Cloning and Sequencing of 5′ Monophosphorylated Long RNAs
Total RNA from sorted mouse germ cells was extracted using mirVana miRNA isolation kit (Thermo Fisher, AM1560) and used to prepare a library of 5′ monophosphorylated long RNAs as described (Wang et al., 2014). Libraries for two independent biological replicates were sequenced using a NextSeq 500 (Illumina) to obtain 75 + 75 nt, paired-end reads. Bioinformatics analysis was performed with piPipes (Han et al., 2014). Briefly, RNAs were first aligned to ribosomal RNA (rRNA) sequences using Bowtie2 (v2.2.0; Langmead and Salzberg, 2012). Unaligned reads were then mapped using STAR to mouse genome mm10 (v2.3.1; Dobin et al., 2013) and alignments with soft clipping of ends were removed with SAMtools (v1.0.0; Li et al., 2009; Li, 2011).

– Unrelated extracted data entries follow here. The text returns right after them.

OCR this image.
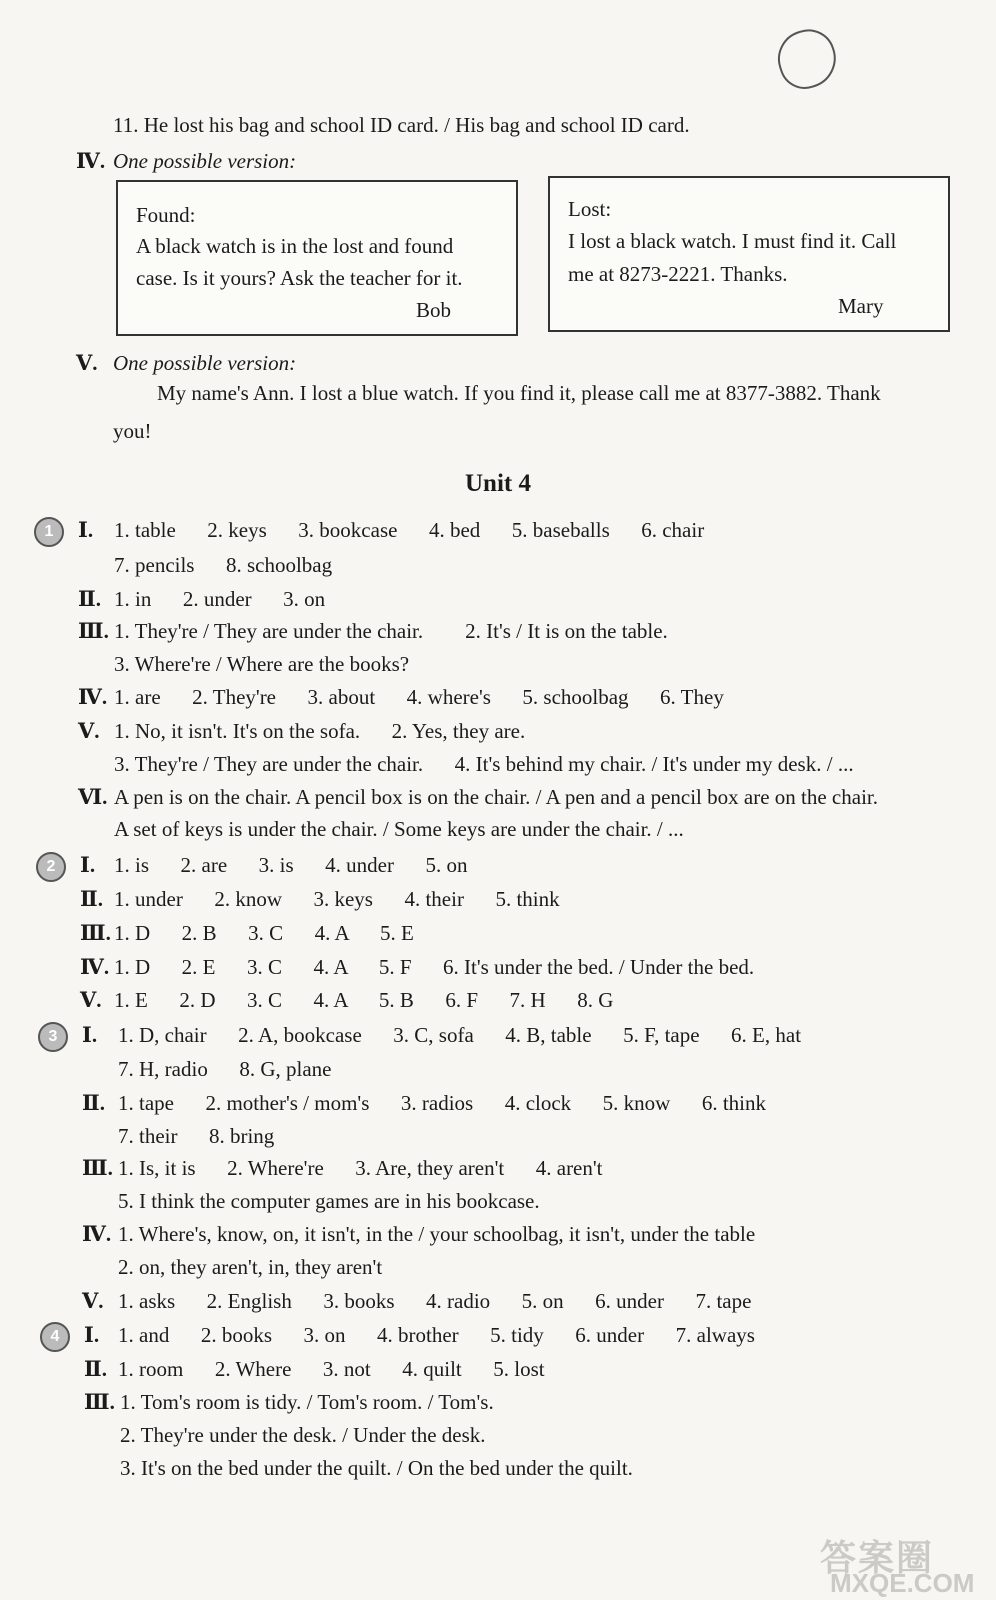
11. He lost his bag and school ID card. / His bag and school ID card.
Ⅳ. One possible version:
Found:
A black watch is in the lost and found
case. Is it yours? Ask the teacher for it.
Bob
Lost:
I lost a black watch. I must find it. Call
me at 8273-2221. Thanks.
Mary
Ⅴ. One possible version:
My name's Ann. I lost a blue watch. If you find it, please call me at 8377-3882. Thank
you!
Unit 4
1	Ⅰ. 1. table      2. keys      3. bookcase      4. bed      5. baseballs      6. chair
7. pencils      8. schoolbag
Ⅱ. 1. in      2. under      3. on
Ⅲ. 1. They're / They are under the chair.        2. It's / It is on the table.
3. Where're / Where are the books?
Ⅳ. 1. are      2. They're      3. about      4. where's      5. schoolbag      6. They
Ⅴ. 1. No, it isn't. It's on the sofa.      2. Yes, they are.
3. They're / They are under the chair.      4. It's behind my chair. / It's under my desk. / ...
Ⅵ. A pen is on the chair. A pencil box is on the chair. / A pen and a pencil box are on the chair.
A set of keys is under the chair. / Some keys are under the chair. / ...
2	Ⅰ. 1. is      2. are      3. is      4. under      5. on
Ⅱ. 1. under      2. know      3. keys      4. their      5. think
Ⅲ. 1. D      2. B      3. C      4. A      5. E
Ⅳ. 1. D      2. E      3. C      4. A      5. F      6. It's under the bed. / Under the bed.
Ⅴ. 1. E      2. D      3. C      4. A      5. B      6. F      7. H      8. G
3	Ⅰ. 1. D, chair      2. A, bookcase      3. C, sofa      4. B, table      5. F, tape      6. E, hat
7. H, radio      8. G, plane
Ⅱ. 1. tape      2. mother's / mom's      3. radios      4. clock      5. know      6. think
7. their      8. bring
Ⅲ. 1. Is, it is      2. Where're      3. Are, they aren't      4. aren't
5. I think the computer games are in his bookcase.
Ⅳ. 1. Where's, know, on, it isn't, in the / your schoolbag, it isn't, under the table
2. on, they aren't, in, they aren't
Ⅴ. 1. asks      2. English      3. books      4. radio      5. on      6. under      7. tape
4	Ⅰ. 1. and      2. books      3. on      4. brother      5. tidy      6. under      7. always
Ⅱ. 1. room      2. Where      3. not      4. quilt      5. lost
Ⅲ. 1. Tom's room is tidy. / Tom's room. / Tom's.
2. They're under the desk. / Under the desk.
3. It's on the bed under the quilt. / On the bed under the quilt.
答案圈
MXQE.COM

The number of overlaps between small RNAs and the 5′ ends of long RNAs on opposite strands was calculated with read apportioning, analyzing only sequences mapping to the pachytene piRNA loci (Li et al., 2013). Ping-pong Z10 score was calculated as described (Zhang et al., 2011) using distances from –10 to 9 and from 11 to 50 as background. Bootstrapping was performed with 1,000 iterations for randomly resampled sets of 5′ monophosphorylated long RNAs. The size of the resampled sets (100,000 species) was based on the median size of sets of 5′ monophosphorylated long RNAs.
SUPPLEMENTAL ITEM TITLES
Table S1. Relative and absolute steady-state levels of transcripts. Data are for all annotated genes in spermatogonia, primary spermatocytes, secondary spermatocytes and round spermatids of wild-type and Pnldc1−/− mice. Relative data are presented in fpkm (Fragments Per Kilobase of transcript per Million mapped reads), absolute data are presented in molecules per cell.
ACKNOWLEDGEMENTS
We thank S. Pechhold, T. Giehl, B. Gosselin, Y. Gu, and T. Krumpoch at UMass FACS Core for help sorting mouse germ cells; J. Gosselin and J. Gallant at UMass Transgenic Animal Modeling Core for help generating Pnldc1−/− mice; A. Boucher, C. Tipping, and G. Farley for technical assistance; Z. Weng, Y. Fu, and members of the Zamore laboratory for discussions and critical comments on the manuscript. This work was supported in part by National Institutes of Health grants GM65236 and P01HD078253 to P.D.Z.